Here’s @arzoodles, a brown artist profiling queer narratives and experiences in her latest post-

….and this makes me vary of another serious entitlement. Keeping aside the generations of marginalisation that was enabled by a majority of cis-gendered individuals, if the bar for pledging allyship to Queer narratives is simply accepting that queer narratives matter, somewhere, some of us are simply caving in to the realisation that there is no longer space for a singly heteronormative society that once favoured you. Hence, our support is once again emerging from a need to conform. If you’re simply saying- ‘Yes, I support the LGBTQ+ community’ without following it with ‘Yes, I had a privilege that they didn’t.’, somewhere, your allegiance might be self-serving.

That’s what queer narratives don’t need. Token acceptance. Token support. Token accountability. Without accepting accountability for years of marginalisation that was enabled by the society that favoured our sexuality and gender, our allyship means nothing to queer experiences.

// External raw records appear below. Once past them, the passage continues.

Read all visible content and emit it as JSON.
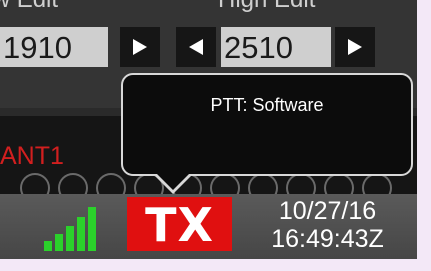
{
  "header": {
    "low_label": "Low Edit",
    "high_label": "High Edit"
  },
  "low_edge": {
    "value": "1910"
  },
  "high_edge": {
    "value": "2510"
  },
  "antenna": {
    "label": "ANT1"
  },
  "tooltip": {
    "text": "PTT: Software"
  },
  "status": {
    "tx_label": "TX",
    "date": "10/27/16",
    "time": "16:49:43Z",
    "signal_bars_lit": 5,
    "signal_bars_total": 5
  },
  "colors": {
    "tx_background": "#e01010",
    "signal_green": "#2bd12b",
    "antenna_red": "#d21f1f"
  },
  "icons": [
    "arrow-right-icon",
    "arrow-left-icon",
    "signal-strength-icon"
  ]
}
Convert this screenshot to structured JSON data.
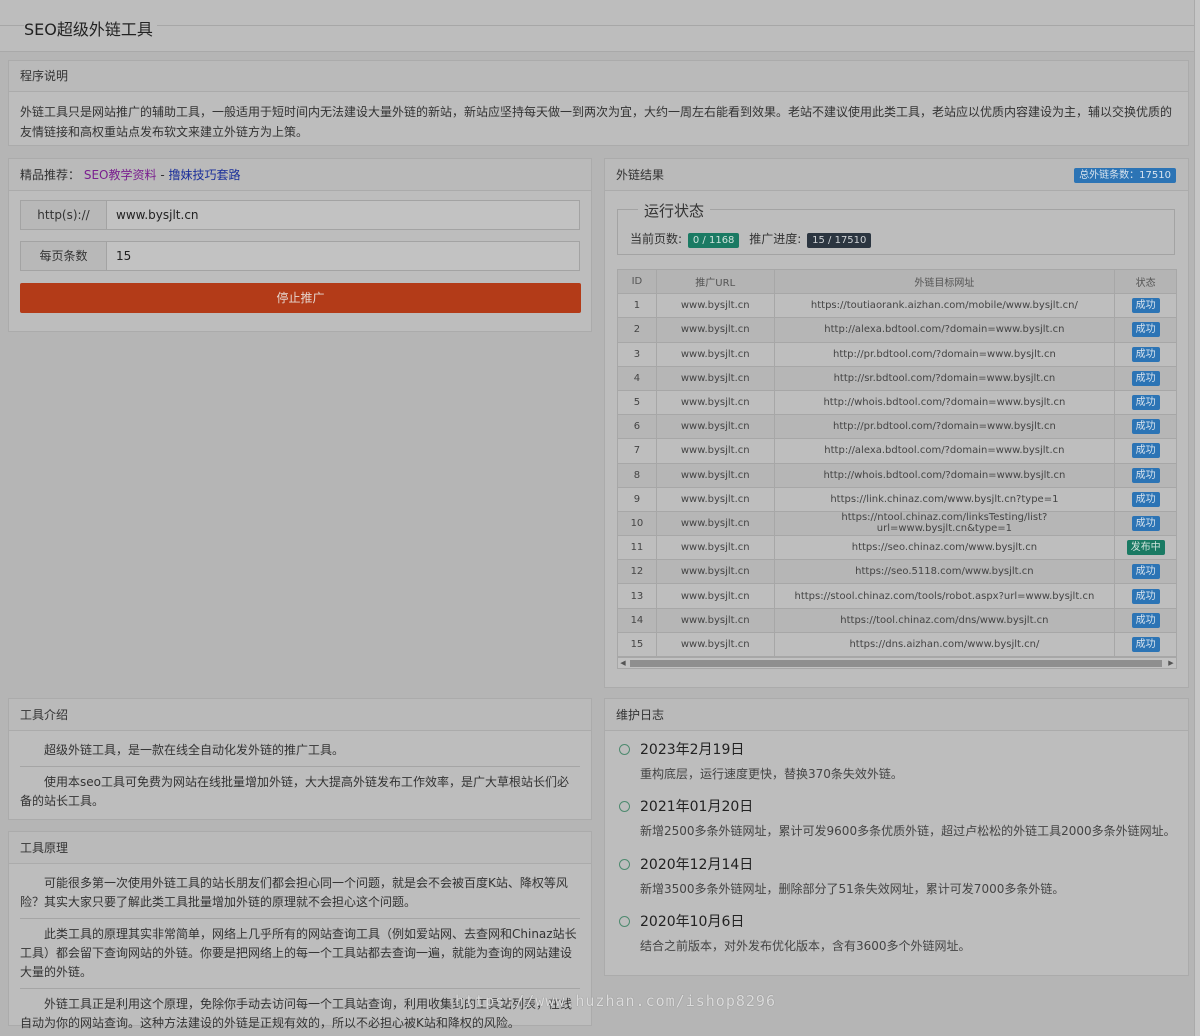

We need to do more. Like accepting our privilege. Accepting that our privilege was selfish. Accepting that our privilege was reinforced by way of rejection, that it was celebrated by way of gatekeeping, bullying, ostracization. Accepting that our privilege amounted to painful experiences of isolation. Accepting, and holding ourselves accountable. Accountability helps, because it pledges true allyship in a way that says- Yes, I’m willing to undo years of queerphobic mandates that I once profited from. Yes, I’m willing to unlearn my privilege. Yes, I’m willing to give up my entitlement. Yes, I’m willing to swear allyship.

Accepting our privilege impacts us in more ways than we think. It enables us to disregard years and years of gender stereotypes that we were compelled to conform to, it enables us to unlearn homophobic values that led to marginalisation, it helps us to define our own personality not by way of gender and sexuality, but identity.

Another thing that our privilege enables us to do is help diversify the ‘straight’ society. As heterosexual individuals, there is a massive onus to branch out to fellow ‘straight’ individuals and urge acceptance. Our privilege entitles us to a voice that is often heard. Let’s use it for the right reasons. We need to be allies to Queer narratives. Only this time, we need to do it right.

So I urge you, if we are to call ourselves allies, let’s check our privilege, and undo it.

P.S. No brownie points for counting how many times I used the word ‘privilege’ in this article.